Nein, natürlich nicht. Aber es soll ein Anstupser sein, über die eigene Gesundheit und persönliche Herzrisiken nachzudenken und es dient als wertvolle Ergänzung zum Arzttermin. Mir ist wichtig, dass Frauen aufgeklärt und informiert sind, wenn sie bei ärztlichem Fachpersonal sitzen, sie sollen proaktiv nachfragen.
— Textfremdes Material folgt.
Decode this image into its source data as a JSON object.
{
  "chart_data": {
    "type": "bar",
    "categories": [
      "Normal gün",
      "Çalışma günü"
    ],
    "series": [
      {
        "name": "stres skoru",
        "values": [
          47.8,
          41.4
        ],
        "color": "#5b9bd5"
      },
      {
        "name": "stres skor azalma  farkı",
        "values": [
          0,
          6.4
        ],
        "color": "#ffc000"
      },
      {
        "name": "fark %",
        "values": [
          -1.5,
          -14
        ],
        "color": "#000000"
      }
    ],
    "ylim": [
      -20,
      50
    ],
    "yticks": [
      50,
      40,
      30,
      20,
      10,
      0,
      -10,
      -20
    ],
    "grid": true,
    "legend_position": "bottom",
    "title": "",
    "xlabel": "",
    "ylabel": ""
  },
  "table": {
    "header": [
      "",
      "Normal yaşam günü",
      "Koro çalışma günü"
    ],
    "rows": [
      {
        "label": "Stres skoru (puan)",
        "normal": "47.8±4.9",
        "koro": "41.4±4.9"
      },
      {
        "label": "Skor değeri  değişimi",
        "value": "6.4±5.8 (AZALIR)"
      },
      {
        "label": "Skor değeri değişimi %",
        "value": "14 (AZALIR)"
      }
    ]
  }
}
Aus Erfahrung kann ich sagen, es gibt viele Kollegen, die das gar nicht mögen und aufgeklärte und informierte Frauen als Besserwisserinnen abstempeln. Mein Tipp: nicht unterkriegen lassen, ihr seid die Kapitänin im Boot, der Arzt / Ärztin ist der Lootse, aber ihr habt das Ruder in der Hand! Wenn Ihr Euch nicht ernst genommen fühlt, sucht Euch einen Arzt / Ärztin bei dem Ihr Euch ernst genommen fühlt.